The Nutcracker Ballet Story Explained

Few works of art are as synonymous with the holiday season as Petipa, Ivanov, and Tchaikovsky's "The Nutcracker," with an iconic score instantly recognizable around the world. Though everyone is familiar with the "Dance of the Sugarplum Fairies," less are certain why those sugarplum fairies are dancing in the first place. "The Nutcracker" follows a bit of a surreal Christmas story as a girl finds herself amongst a world of living toys.

The ballet begins during a Christmas Eve party, where a girl named Clara is delighted when her godfather Drosselmeyer arrives with toys, including a nutcracker that she takes a liking to, but her brother Fritz breaks it (via Nutcracker Ballet).
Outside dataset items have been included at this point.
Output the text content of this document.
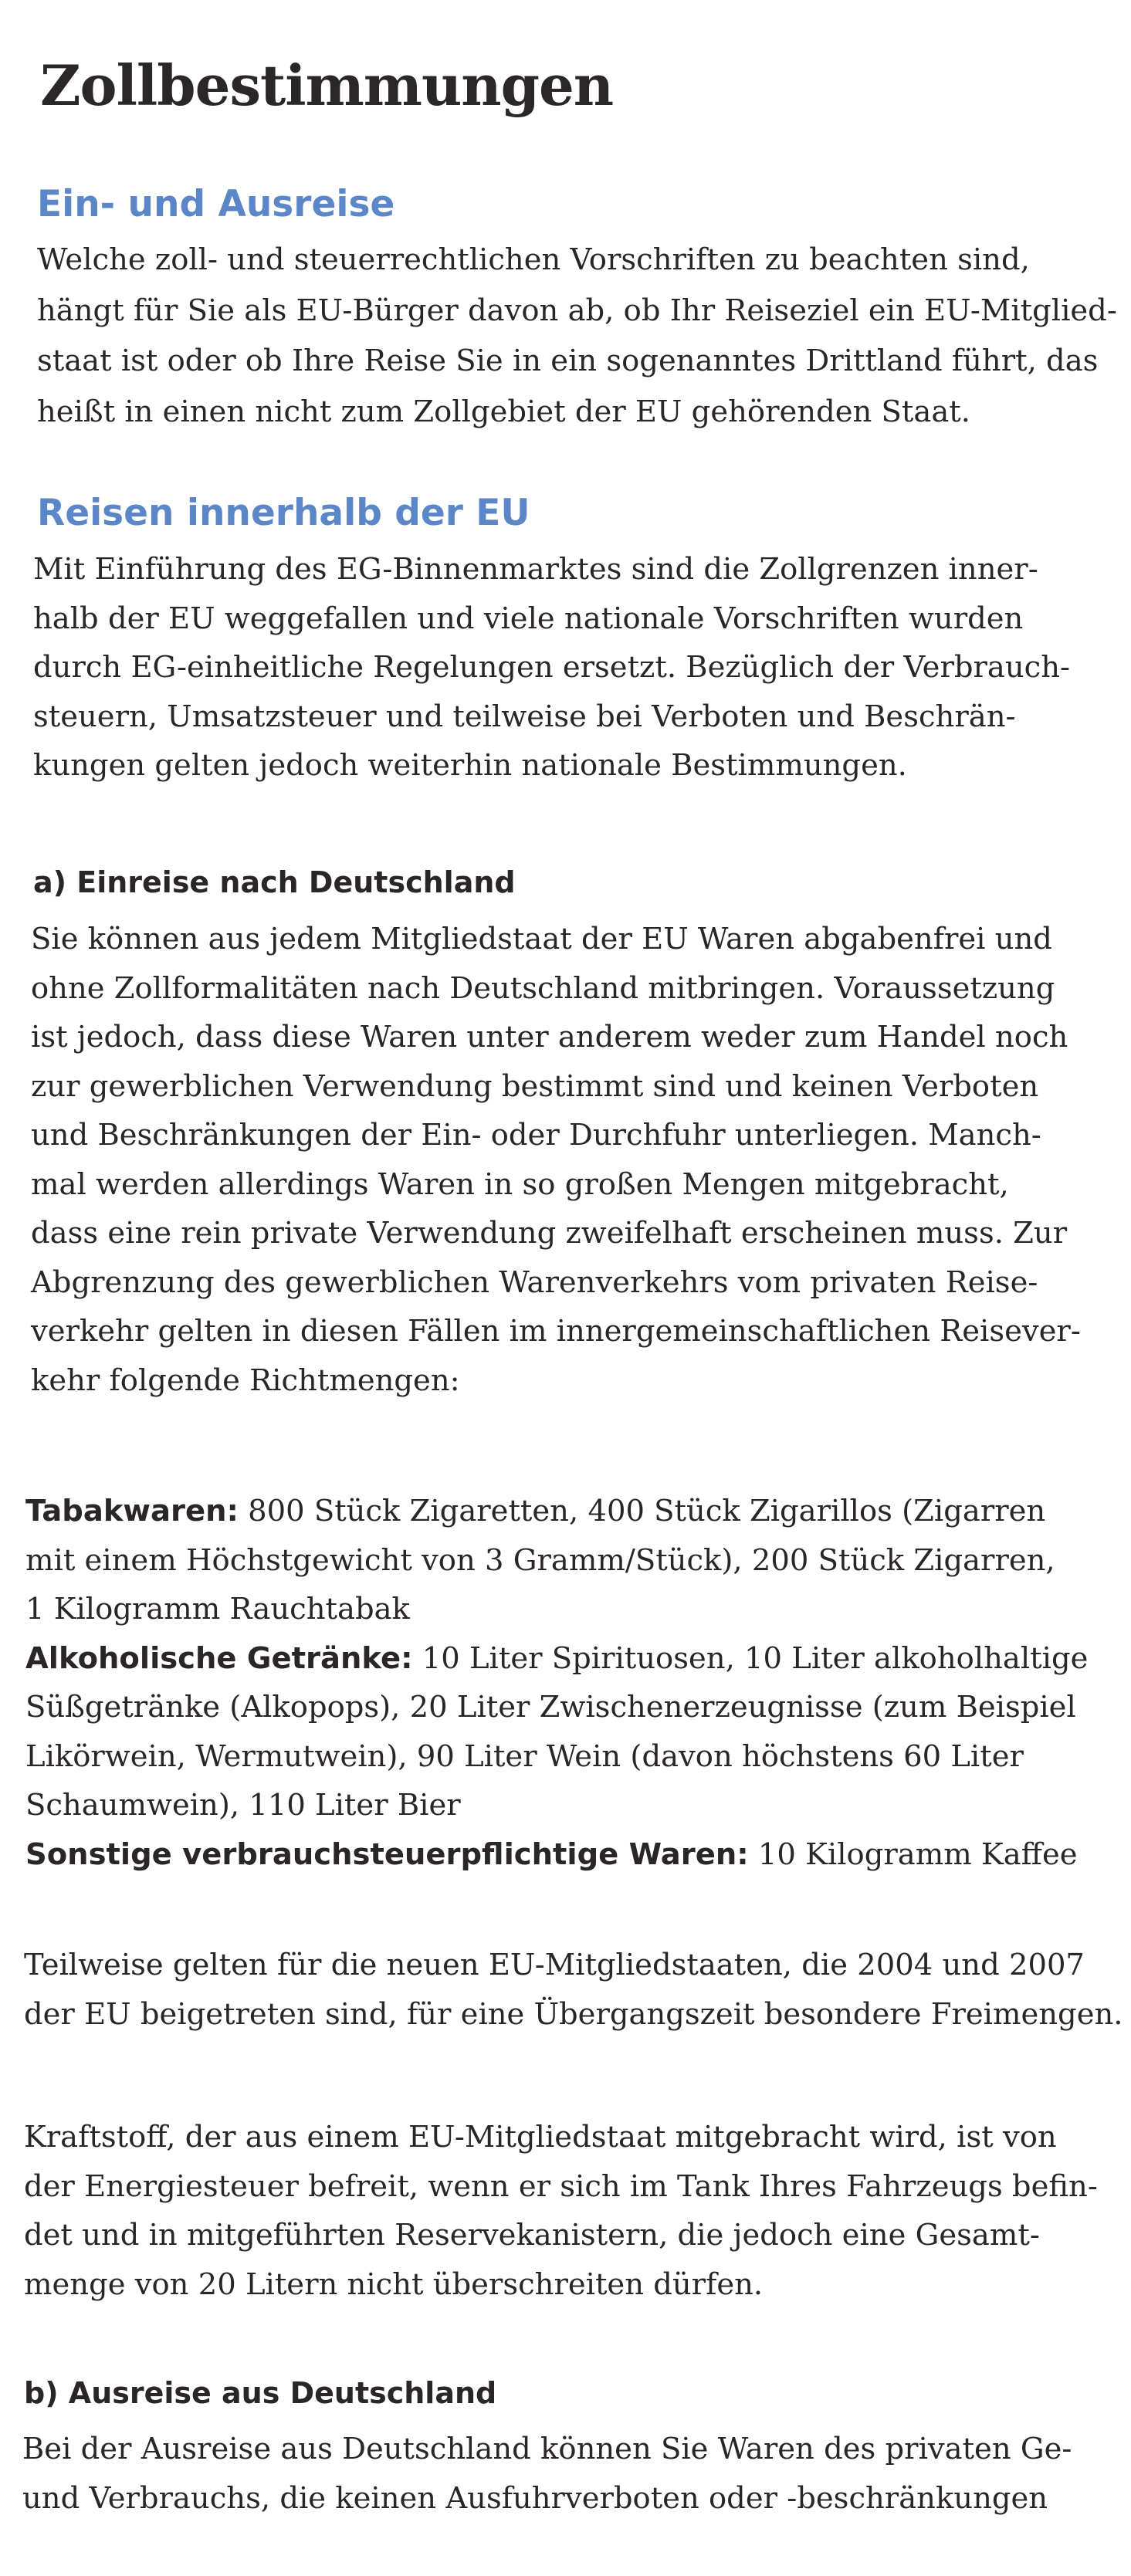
Zollbestimmungen
Ein- und Ausreise
Welche zoll- und steuerrechtlichen Vorschriften zu beachten sind,
hängt für Sie als EU-Bürger davon ab, ob Ihr Reiseziel ein EU-Mitglied-
staat ist oder ob Ihre Reise Sie in ein sogenanntes Drittland führt, das
heißt in einen nicht zum Zollgebiet der EU gehörenden Staat.
Reisen innerhalb der EU
Mit Einführung des EG-Binnenmarktes sind die Zollgrenzen inner-
halb der EU weggefallen und viele nationale Vorschriften wurden
durch EG-einheitliche Regelungen ersetzt. Bezüglich der Verbrauch-
steuern, Umsatzsteuer und teilweise bei Verboten und Beschrän-
kungen gelten jedoch weiterhin nationale Bestimmungen.
a) Einreise nach Deutschland
Sie können aus jedem Mitgliedstaat der EU Waren abgabenfrei und
ohne Zollformalitäten nach Deutschland mitbringen. Voraussetzung
ist jedoch, dass diese Waren unter anderem weder zum Handel noch
zur gewerblichen Verwendung bestimmt sind und keinen Verboten
und Beschränkungen der Ein- oder Durchfuhr unterliegen. Manch-
mal werden allerdings Waren in so großen Mengen mitgebracht,
dass eine rein private Verwendung zweifelhaft erscheinen muss. Zur
Abgrenzung des gewerblichen Warenverkehrs vom privaten Reise-
verkehr gelten in diesen Fällen im innergemeinschaftlichen Reisever-
kehr folgende Richtmengen:
Tabakwaren: 800 Stück Zigaretten, 400 Stück Zigarillos (Zigarren
mit einem Höchstgewicht von 3 Gramm/Stück), 200 Stück Zigarren,
1 Kilogramm Rauchtabak
Alkoholische Getränke: 10 Liter Spirituosen, 10 Liter alkoholhaltige
Süßgetränke (Alkopops), 20 Liter Zwischenerzeugnisse (zum Beispiel
Likörwein, Wermutwein), 90 Liter Wein (davon höchstens 60 Liter
Schaumwein), 110 Liter Bier
Sonstige verbrauchsteuerpflichtige Waren: 10 Kilogramm Kaffee
Teilweise gelten für die neuen EU-Mitgliedstaaten, die 2004 und 2007
der EU beigetreten sind, für eine Übergangszeit besondere Freimengen.
Kraftstoff, der aus einem EU-Mitgliedstaat mitgebracht wird, ist von
der Energiesteuer befreit, wenn er sich im Tank Ihres Fahrzeugs befin-
det und in mitgeführten Reservekanistern, die jedoch eine Gesamt-
menge von 20 Litern nicht überschreiten dürfen.
b) Ausreise aus Deutschland
Bei der Ausreise aus Deutschland können Sie Waren des privaten Ge-
und Verbrauchs, die keinen Ausfuhrverboten oder -beschränkungen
When Clara sneaks back to the tree at midnight to check on the repaired nutcracker, she shrinks, and witnesses a battle between an army of mice and toy, tin soldiers, led by her beloved nutcracker. It looks like the mice are going to win until Clara throws her slipper at their king, killing him; the nutcracker then escorts Clara through a land of snow, turning into a handsome prince in the process.

Most of the ballet is a dream

After their dance through the Land of Snow, Clara and the Nutcracker waltz through the Land of Sweets (via Nutcracker Ballet). Here is where the famous sugar plum fairies arrive, and after hearing of the bravery of Clara and the Nutcracker, the fairies reward the victorious pair with a series of dances that accompany different sweets from around the world, from Spain to Arabia to China. After a final waltz between the fairy and her cavalier, Clara awakes to find herself by the Christmas tree with her nutcracker.

According to Britannica, the plot is loosely based off "The Nutcracker and the Mouse King," a fantasy story written by E.T.A. Hoffmann. The original story was more dark and disturbing, with choreographer Marius Petipa deciding to take a lighter approach to Clara's Christmastime dream when adapting it for the stage. Though the original dance was unsuccessful, minus Tchaikovsky's instant classic score, the ballet grew in popularity over the 20th century to become the Yuletide staple it is today.